Southeast Asia Globe to Suspend Operations

The Southeast Asia Globe has announced it will suspend operations at the end of September after 16 years of delivering news from around the region
Office of the Southeast Asia Globe in Phnom Penh. Kiripost/Siv Channa
Office of the Southeast Asia Globe in Phnom Penh. Kiripost/Siv Channa

After 16 years of delivering news from across the region, the Southeast Asia Globe has announced it will suspend publishing from the end of September due to financial difficulties.

“Goodbyes are never easy, but this one is especially difficult. Today we announce the suspension of publishing at Southeast Asia Globe,” the publication said in a statement today.

It made the announcement with a “heavy heart”, adding that financial challenges that are common in today’s media landscape, have led to the suspension.

Southeast Asia Globe launched in 2007 with the aim of introducing an international publication to Cambodia. For its first 12 years of operations, it produced a monthly, 100-page magazine, expanding its reach to new markets and distributing the publication in eight countries in the region by 2014.

However, its December 2018 edition was its last print publication due to the rise of digital publishing and social media, as well as the rising cost of print and distribution of a physical publication.

“We then turned our attention to building the Globe you know today as a digital platform. From the start, we had embarked with a mission of sharing stories from around the region that promote a more informed, inclusive and sustainable future to a readership that cherishes well-written and designed articles,” the statement continued.

“Looking back, we believe we’ve stayed true to those principles while honoring the standards we set at our founding.”

Since shifting to an online publication, the Globe attracted readers from more than 100 countries worldwide, an achievement it said would have been impossible in print format alone.

At the same time, the publication launched a membership program along with other revenue-boosting services to fill the financial gap left by the loss of print-based advertising revenues.

However, the building of its subscription model and roll out of its other services “side-tracked” the company from focusing on the publication as it attempted to stay financially afloat.

“Upon reflection, this juncture was a critical moment in the Globe’s arc,” the letter stated. It added that the diversification led to the need for a larger team and increasing costs.

“The shift diverted important resources away from nurturing the publication and, ultimately, growing the membership model. This most certainly was not the only factor leading to today’s announcement, but it was an important one along the way.”

Its current financial situation has meant it is no longer able to pay competitive salaries, meaning the media platform is no longer able to grow.

“We’re one of the few publications that has remained financially and editorially independent in a difficult market and challenging media environment.”

The statement added that today’s decision was “extremely difficult” and thanked the strong team for their work. “We take some consolation in knowing that at any given moment in the past 16 years, we were passionate and proud of our work.

“We believe we’ve educated, enlightened, inspired and hopefully made a tangible impact through the stories we’ve shared.”

It confirmed that Globe will not be entirely shuttering. The website will remain online without a paywall.

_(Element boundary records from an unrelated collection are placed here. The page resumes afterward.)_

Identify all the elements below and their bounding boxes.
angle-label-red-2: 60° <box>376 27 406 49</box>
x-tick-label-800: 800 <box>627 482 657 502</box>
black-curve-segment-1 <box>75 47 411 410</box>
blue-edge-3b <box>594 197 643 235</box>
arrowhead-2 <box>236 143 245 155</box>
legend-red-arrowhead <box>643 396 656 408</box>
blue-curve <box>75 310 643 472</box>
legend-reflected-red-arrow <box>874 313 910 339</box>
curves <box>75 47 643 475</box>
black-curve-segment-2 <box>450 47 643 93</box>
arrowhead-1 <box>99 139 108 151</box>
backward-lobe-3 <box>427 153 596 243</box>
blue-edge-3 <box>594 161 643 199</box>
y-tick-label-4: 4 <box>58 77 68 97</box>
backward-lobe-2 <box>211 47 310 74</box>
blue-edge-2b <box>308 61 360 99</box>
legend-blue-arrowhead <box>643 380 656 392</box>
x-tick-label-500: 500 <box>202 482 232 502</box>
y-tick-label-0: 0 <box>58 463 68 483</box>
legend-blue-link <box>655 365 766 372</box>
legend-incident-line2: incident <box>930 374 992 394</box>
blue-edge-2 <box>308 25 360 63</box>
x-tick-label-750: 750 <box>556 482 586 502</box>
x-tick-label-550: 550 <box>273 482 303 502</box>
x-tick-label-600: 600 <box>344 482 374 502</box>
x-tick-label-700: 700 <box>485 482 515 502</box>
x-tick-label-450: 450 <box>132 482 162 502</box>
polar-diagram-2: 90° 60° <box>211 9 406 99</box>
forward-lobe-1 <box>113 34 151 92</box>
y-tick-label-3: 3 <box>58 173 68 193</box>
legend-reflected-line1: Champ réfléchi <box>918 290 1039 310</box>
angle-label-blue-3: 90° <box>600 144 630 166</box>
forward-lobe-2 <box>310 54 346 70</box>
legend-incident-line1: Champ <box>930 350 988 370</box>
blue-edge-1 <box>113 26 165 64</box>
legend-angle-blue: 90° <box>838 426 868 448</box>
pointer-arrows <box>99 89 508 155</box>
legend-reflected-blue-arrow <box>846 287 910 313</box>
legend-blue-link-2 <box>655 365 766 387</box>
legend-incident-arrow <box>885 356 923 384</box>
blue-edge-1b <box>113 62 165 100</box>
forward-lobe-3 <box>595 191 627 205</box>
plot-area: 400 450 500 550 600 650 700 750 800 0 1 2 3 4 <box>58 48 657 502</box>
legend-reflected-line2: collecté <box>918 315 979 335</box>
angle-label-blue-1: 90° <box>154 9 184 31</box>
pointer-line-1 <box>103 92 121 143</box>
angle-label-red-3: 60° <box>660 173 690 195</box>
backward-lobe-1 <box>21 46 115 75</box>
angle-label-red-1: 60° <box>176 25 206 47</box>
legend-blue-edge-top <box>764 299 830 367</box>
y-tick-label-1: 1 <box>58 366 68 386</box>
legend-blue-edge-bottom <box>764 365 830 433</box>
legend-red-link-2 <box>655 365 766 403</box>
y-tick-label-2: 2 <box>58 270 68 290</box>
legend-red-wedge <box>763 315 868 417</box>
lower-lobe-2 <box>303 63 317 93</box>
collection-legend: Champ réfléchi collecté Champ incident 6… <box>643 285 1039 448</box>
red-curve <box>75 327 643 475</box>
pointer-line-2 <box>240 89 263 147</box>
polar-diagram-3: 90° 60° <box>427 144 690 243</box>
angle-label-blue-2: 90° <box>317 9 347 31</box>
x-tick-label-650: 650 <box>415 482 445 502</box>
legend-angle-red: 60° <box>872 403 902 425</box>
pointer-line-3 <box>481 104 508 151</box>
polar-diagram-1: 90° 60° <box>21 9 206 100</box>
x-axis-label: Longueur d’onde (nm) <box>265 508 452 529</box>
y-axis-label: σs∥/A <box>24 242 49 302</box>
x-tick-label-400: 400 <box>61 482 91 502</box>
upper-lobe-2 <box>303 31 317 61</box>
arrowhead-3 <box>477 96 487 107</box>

Paid subscribers will no longer be charged. In the coming weeks, it will share some of its top stories during its history, as well as publishing new pieces.

From the end of September, it will continue to publish a few articles and will work to relaunch to expand coverage on Cambodia. In early 2024, it will also release a print version of Focus Cambodia. It will also continue with its newsletter.

“As for Globe, we hope this is not the end, but it’s certainly goodbye for now as we go back to the drawing board in search of a business model that works.”